Create a new document, it doesn’t need to have any text in it. The easiest way to set the default font is to modify the Default Paragraph style.
Right click Default Paragraph Style at the top of the Styles Sidebar (Ctrl+F5) and select Modify. Select the tab labelled Font, select the Bunchlo GC font and click the Features button. Select the variant, e.g. Stylistic set02 and OK out.

As you can see most of the styles are now modified to use that variant of the Bunchlo GC font. The exception are the Heading styles
SetDefaultParagraphStyleResult

You can set that font variant or another font by modifying the Heading style is a similar manner.

Click File > Templates > Save as Template. You can make it the default template so every new document is based on it, or you can have it as a template accessible from File > Templates > Manage Templates (Ctrl+Shift+N).

Many thanks, I’ll work my way through that. that.
I take it there is no easy way you can ‘extract’ the style and make it into a separate .otf?
It would be so much easier if it was a separate font like it used to be.

It is harder to explain than to do. I don’t know what stylistic set was the required one. I chose Stylistic set2 because it had more differences. Here is a document in which I set the Default Paragraph Style to Bunchlo GC:ss02 and Heading to Bunchlo Dubh GC:ss02
BunchloFontStylistic2ForTemplate.odt (9.1 KB)

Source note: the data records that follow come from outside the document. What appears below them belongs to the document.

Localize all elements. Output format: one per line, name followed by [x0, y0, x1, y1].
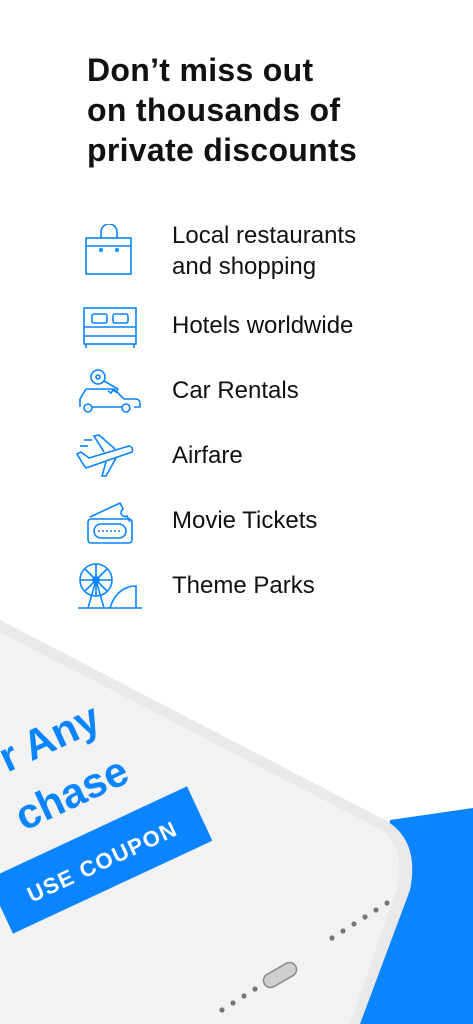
headline-line-1: Don’t miss out	[87, 52, 314, 88]
phone-screen	[0, 632, 400, 1024]
car-key-icon	[76, 365, 144, 421]
feature-label: Hotels worldwide	[172, 312, 354, 339]
use-coupon-label: USE COUPON	[23, 816, 181, 908]
feature-theme-parks: Theme Parks	[0, 560, 473, 620]
feature-label: Theme Parks	[172, 572, 315, 599]
feature-local-restaurants: Local restaurants and shopping	[0, 220, 473, 280]
feature-label: Airfare	[172, 442, 243, 469]
feature-airfare: Airfare	[0, 430, 473, 490]
airplane-icon	[76, 430, 144, 486]
feature-car-rentals: Car Rentals	[0, 365, 473, 425]
headline-line-2: on thousands of	[87, 92, 341, 128]
feature-hotels: Hotels worldwide	[0, 300, 473, 360]
headline: Don’t miss out on thousands of private d…	[87, 50, 447, 170]
movie-ticket-icon	[76, 495, 144, 551]
promo-text-1: r Any	[0, 693, 108, 781]
bed-icon	[76, 300, 144, 356]
feature-label: Movie Tickets	[172, 507, 318, 534]
feature-movie-tickets: Movie Tickets	[0, 495, 473, 555]
shopping-bag-icon	[76, 224, 144, 280]
use-coupon-button	[0, 786, 213, 934]
promo-text-2: chase	[8, 747, 136, 840]
charging-port	[262, 961, 298, 989]
headline-line-3: private discounts	[87, 132, 358, 168]
feature-label: Car Rentals	[172, 377, 299, 404]
speaker-grill	[219, 900, 390, 1013]
ferris-wheel-icon	[76, 560, 144, 616]
phone-body	[0, 620, 413, 1024]
feature-label: Local restaurants and shopping	[172, 222, 357, 280]
blue-accent-shape	[360, 808, 473, 1024]
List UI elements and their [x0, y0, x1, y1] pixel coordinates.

The Writer Guide has more information on using styles, it can be downloaded from English documentation | LibreOffice Documentation - LibreOffice User Guides

You’re right, it’s not hard to do at all, just that I haven’t used templates before.
The styleistic set3 has thrown up an error, though not a serious one. The ampersand sign & in irish script is the “Tironean 7”, (like the number 7 extending below the baseline). The symbol shown is Hex26 vs Hex 204A I’m being unreasonably picky of course - as befits someone who is fanatical about a dying language! I will tell Gaelchlo about it, and maybe learn a bit about font editing.
Bunchló Arsa is largely unrecognisable to those accustomed to Roman scripts, especially the r and s.

There is free font editing / creation software called Font Forge. I think there is a bit of a steep learning curve to use it. It is outside the parameters of this forum but there would be one for Font Forge I guess.

As there is an existing place in Unicode for the Tironian ⁊, even in Arial, then it is unlikely that Gaelchlo would change it. The easiest way to get around that issue is to make that substitution in Tools > AutoCorrect > AutoCorrect Options > Replace and create a new rule that & should be replaced by in Gaelic language.